Every Different Commodity Had Its
Own Particular Place, Which Was Distinguished By An Appropriate Sign Or
Emblem.
There were dealers in gold, silver, feathers, jewels, mantles,
chocolate, skins both dressed and undressed, sandals, manufactures of the
roots and fibres of _nequen_, and so forth.
In one place great numbers of
male and female slaves were exposed for sale, most of whom were fastened
by the neck in leather collars to long poles. The market for provisions
was amply stocked with fowls, game, dogs, vegetables, fruit, articles of
food ready dressed, salt, bread, honey, sweet pastry or confectionary of
various kinds, and many other articles. Other parts of the great square
were appropriated for the sale of earthen ware, wooden furniture, such as
tables and benches, fire-wood, paper, hollow canes filled with tobacco and
liquid amber ready for smoking, copper axes, working tools of various
kinds, wooden vessels richly painted, and the like.

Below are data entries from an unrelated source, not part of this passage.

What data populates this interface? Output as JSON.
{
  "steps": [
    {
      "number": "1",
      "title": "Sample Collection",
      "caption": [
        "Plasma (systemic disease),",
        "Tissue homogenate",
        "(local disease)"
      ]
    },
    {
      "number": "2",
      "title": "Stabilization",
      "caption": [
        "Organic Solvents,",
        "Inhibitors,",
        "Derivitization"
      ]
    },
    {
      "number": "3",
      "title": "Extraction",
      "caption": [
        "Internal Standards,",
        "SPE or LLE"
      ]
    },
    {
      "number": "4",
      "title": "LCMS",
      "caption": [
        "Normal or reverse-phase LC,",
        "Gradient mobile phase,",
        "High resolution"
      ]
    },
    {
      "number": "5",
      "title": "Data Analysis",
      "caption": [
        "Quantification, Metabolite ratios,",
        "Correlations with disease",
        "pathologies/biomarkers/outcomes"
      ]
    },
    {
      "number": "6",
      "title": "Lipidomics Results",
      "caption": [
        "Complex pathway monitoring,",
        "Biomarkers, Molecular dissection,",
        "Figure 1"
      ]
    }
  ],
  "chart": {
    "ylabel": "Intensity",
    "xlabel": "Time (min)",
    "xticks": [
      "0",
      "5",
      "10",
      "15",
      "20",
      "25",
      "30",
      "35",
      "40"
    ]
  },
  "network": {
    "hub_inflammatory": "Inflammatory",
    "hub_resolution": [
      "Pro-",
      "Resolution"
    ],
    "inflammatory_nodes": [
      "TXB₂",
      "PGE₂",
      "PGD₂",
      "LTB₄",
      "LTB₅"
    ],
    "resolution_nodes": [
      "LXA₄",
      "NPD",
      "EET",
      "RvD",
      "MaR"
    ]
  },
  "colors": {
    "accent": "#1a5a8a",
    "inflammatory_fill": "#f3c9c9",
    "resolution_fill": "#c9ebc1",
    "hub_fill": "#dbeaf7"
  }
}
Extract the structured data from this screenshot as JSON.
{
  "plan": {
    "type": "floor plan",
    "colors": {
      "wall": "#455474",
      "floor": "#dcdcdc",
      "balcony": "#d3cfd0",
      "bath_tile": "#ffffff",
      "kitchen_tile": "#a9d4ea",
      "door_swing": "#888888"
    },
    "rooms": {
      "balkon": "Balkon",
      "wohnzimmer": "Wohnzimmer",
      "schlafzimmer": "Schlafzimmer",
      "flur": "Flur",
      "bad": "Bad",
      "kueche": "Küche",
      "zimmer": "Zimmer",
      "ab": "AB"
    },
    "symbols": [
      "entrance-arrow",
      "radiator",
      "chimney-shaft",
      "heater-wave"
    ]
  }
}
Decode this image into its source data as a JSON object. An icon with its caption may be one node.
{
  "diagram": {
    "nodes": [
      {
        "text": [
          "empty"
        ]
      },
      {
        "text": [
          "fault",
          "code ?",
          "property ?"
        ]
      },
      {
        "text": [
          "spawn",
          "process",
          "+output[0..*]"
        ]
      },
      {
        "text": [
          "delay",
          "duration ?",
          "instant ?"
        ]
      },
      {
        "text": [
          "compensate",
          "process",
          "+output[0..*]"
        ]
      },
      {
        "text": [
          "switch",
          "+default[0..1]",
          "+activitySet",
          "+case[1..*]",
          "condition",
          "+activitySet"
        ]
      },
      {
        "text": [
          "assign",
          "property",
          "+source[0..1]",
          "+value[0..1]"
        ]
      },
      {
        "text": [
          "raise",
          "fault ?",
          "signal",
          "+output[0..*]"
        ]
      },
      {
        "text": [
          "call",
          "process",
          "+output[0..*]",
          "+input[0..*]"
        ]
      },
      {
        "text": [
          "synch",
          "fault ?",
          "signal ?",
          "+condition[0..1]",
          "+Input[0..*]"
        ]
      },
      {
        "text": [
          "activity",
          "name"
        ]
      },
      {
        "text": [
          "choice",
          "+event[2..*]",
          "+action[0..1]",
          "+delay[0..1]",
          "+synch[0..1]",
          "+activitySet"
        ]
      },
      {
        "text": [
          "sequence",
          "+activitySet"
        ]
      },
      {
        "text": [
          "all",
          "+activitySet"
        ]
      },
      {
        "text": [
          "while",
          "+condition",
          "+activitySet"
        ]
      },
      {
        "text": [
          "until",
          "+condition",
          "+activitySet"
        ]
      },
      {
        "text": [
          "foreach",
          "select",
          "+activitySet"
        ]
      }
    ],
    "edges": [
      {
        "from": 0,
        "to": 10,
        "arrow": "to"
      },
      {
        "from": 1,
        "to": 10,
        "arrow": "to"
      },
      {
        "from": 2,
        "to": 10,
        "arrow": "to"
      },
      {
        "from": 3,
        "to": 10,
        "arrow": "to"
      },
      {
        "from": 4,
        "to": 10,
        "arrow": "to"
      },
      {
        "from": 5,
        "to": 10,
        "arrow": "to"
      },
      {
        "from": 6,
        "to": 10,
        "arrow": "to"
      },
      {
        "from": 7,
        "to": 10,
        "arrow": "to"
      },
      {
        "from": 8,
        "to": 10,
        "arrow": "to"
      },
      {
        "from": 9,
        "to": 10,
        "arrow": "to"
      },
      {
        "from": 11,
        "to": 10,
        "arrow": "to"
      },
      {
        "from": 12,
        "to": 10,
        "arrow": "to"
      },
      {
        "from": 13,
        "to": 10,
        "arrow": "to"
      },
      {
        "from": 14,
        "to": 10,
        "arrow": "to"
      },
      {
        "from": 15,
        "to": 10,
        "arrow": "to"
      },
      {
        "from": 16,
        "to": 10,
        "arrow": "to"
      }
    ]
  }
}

In another part many
women sold fish, and small loaves of a kind of mud taken out of the lake
resembling cheese. The makers of stone blades were employed in shaping
them out of the rough materials. The dealers in gold had the native metal
in grains as it comes from the mines, in transparent tubes or quills, so
that it could easily be seen; and the gold was valued at so many mantles,
or so many xiquipils of cocoa nuts, in proportion to the size of the
quills. The great square was enclosed all round by piazas, under which
there were great stores of grain, and shops for various kinds of goods.